Harry, unobserved by Mr. Webster, grinned at Frank, looking solemn again as his father caught his eye.

"Well?" said the latter politely.

"It's just this," said Mr. Webster. "When I came through the settlement this morning the man who fills Porteous's place gave me a letter. It requested me to send in a formal application if I was open to have my place made a postoffice and carry the mails for this and the Carthew district. They don't pay one very much, but it only means a journey once a week."

"Then what are you puzzled at?"

"Well," said Mr. Webster, his eyes bent thoughtfully on the fire, "you and the Carthew folks tried to have a mail carrier appointed some time ago, and you heard that the authorities were considering your representations. I guess that's about all they did. They're great on considering, and as a rule they don't get much further. It strikes me as curious that they should give you the postoffice now, considering that they wouldn't do it when you worried them for it. The next point is that although I applied the other time I don't know anybody in office or any political boss who would speak for me."
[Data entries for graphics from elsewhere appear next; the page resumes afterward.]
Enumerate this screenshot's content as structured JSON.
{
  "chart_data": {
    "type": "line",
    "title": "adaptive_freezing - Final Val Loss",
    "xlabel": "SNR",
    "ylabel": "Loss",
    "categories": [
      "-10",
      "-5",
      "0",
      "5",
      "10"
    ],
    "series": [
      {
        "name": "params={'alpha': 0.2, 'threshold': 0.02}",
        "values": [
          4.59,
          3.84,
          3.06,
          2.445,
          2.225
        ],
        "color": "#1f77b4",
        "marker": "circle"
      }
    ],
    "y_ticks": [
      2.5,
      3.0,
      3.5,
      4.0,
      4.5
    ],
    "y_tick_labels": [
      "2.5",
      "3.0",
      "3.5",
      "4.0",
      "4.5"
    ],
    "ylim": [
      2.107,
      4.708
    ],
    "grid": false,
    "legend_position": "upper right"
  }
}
Frank noticed the smile broaden on Harry's face, but Mr. Webster was intently watching Mr. Oliver, who answered carelessly.

"It's a poor job, one that only a local man could undertake, and I don't know any one else who wants it," he said. "What are you going to do about it?"
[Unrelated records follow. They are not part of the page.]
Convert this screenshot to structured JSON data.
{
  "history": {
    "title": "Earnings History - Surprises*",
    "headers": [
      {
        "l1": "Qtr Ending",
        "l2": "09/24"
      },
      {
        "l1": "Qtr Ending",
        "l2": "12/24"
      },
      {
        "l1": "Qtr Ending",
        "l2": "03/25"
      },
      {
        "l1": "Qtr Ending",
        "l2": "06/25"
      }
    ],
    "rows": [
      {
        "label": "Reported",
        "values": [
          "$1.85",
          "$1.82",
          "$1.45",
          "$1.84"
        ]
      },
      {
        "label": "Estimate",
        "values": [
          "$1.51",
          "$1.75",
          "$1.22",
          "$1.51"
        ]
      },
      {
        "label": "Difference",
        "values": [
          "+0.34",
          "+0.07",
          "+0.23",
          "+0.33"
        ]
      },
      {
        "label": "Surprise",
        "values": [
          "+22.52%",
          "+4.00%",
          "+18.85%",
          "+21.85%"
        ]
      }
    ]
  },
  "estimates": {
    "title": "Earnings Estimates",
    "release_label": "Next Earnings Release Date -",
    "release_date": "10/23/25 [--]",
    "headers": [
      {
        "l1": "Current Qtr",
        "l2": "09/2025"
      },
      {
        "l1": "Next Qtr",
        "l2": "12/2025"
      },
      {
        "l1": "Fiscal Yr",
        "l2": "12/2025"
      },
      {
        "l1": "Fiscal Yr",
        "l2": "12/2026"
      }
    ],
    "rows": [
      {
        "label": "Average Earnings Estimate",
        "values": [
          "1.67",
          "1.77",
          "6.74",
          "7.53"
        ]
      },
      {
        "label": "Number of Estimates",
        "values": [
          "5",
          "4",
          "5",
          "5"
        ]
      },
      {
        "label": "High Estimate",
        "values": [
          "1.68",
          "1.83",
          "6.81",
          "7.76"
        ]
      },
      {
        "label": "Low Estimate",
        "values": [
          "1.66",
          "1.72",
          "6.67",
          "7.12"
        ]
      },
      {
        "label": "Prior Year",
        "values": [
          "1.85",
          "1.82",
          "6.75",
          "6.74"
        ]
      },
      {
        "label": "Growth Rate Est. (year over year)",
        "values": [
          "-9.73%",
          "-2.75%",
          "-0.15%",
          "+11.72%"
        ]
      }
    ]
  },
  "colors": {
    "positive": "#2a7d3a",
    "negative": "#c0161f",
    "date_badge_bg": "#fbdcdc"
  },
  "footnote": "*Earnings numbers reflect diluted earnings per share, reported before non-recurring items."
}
"Send in the application right away. That's partly what brought me over. I'll have to get you and two of the boys at Carthew to vouch for me."

"There'll be no trouble about that," Mr. Oliver assured him, after which they changed the conversation. Before Mr. Webster went away he asked the boys to spend a day or two with him and do some hunting.
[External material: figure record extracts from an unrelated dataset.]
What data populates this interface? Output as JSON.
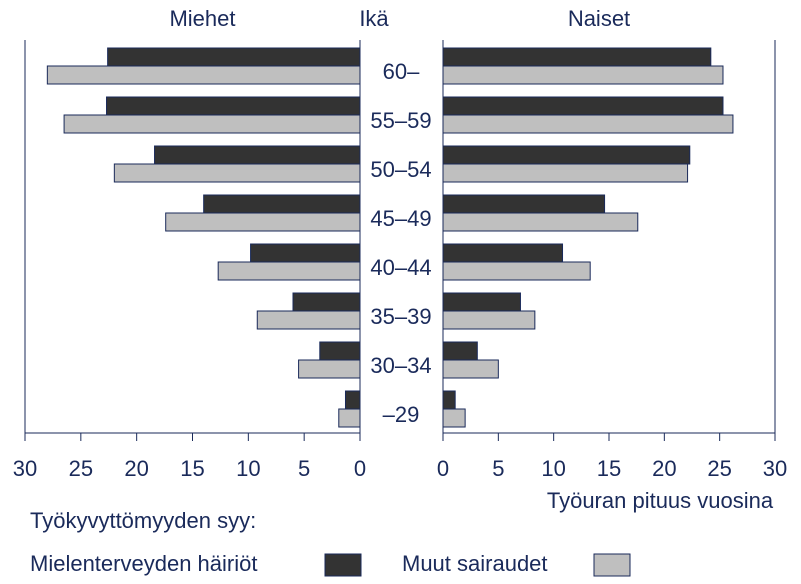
{
  "chart_data": {
    "type": "bar",
    "ylabel": "Ikä",
    "categories": [
      "60–",
      "55–59",
      "50–54",
      "45–49",
      "40–44",
      "35–39",
      "30–34",
      "–29"
    ],
    "legend_title": "Työkyvyttömyyden syy:",
    "series": [
      {
        "name": "Mielenterveyden häiriöt",
        "color": "#333333"
      },
      {
        "name": "Muut sairaudet",
        "color": "#bfbfbf"
      }
    ],
    "panels": [
      {
        "title": "Miehet",
        "xlim": [
          30,
          0
        ],
        "xticks": [
          30,
          25,
          20,
          15,
          10,
          5,
          0
        ],
        "values": [
          [
            22.6,
            22.7,
            18.4,
            14.0,
            9.8,
            6.0,
            3.6,
            1.3
          ],
          [
            28.0,
            26.5,
            22.0,
            17.4,
            12.7,
            9.2,
            5.5,
            1.9
          ]
        ]
      },
      {
        "title": "Naiset",
        "xlabel": "Työuran pituus vuosina",
        "xlim": [
          0,
          30
        ],
        "xticks": [
          0,
          5,
          10,
          15,
          20,
          25,
          30
        ],
        "values": [
          [
            24.2,
            25.3,
            22.3,
            14.6,
            10.8,
            7.0,
            3.1,
            1.1
          ],
          [
            25.3,
            26.2,
            22.1,
            17.6,
            13.3,
            8.3,
            5.0,
            2.0
          ]
        ]
      }
    ]
  }
}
Mr. Oliver let them go at the end of the week, but he said that they had better meet Mr. Webster at the settlement where Miss Oliver wanted them to leave an order for some groceries, and that if any letters had arrived for him one of them must bring them across to the ranch. They reached the settlement Saturday evening, soon after the weekly mail had come in. When they had finished their supper at the store Mr. Webster bundled his mails promiscuously into a flour bag, which he fastened upon his shoulders with a couple of straps.

"There seems to be quite a lot of letters," remarked Harry as he lifted up the bag.

Mr. Webster frowned. "Letters!" he growled. "Most of the blamed stuff's groceries. It strikes me I'm going to earn my dollars. The boys who run short of sugar or yeast powder or any truck of that kind expect me to pack it out. Give the thing a heave up. There's the corner of a meat can working into my ribs."

They set out shortly afterward, following a very bad trail driven like a tunnel through the bush, and when they had gone a mile or two Mr. Webster lighted a lantern which he gave to Frank.

"Hold it up and look about," he said. "It's somewhere round here Jardine has his letter box nailed up on a tree."

Frank presently discovered an empty powder keg fixed to a big fir, and Mr. Webster, wriggling out of the straps, dropped the bag with a thud. As it happened, it descended in a patch of mud.

"Hold the light so I can see to sort this truck," he said, and plunged his hand into the bag. It was white when he brought it out.

"Something's got adrift," he commented. "They never can tie a package right in the store."

With some difficulty he at last found the letters, though this necessitated his spreading out most of the rest and the groceries on the wet soil. Then he deposited those that belonged to Jardine in the keg and went on again.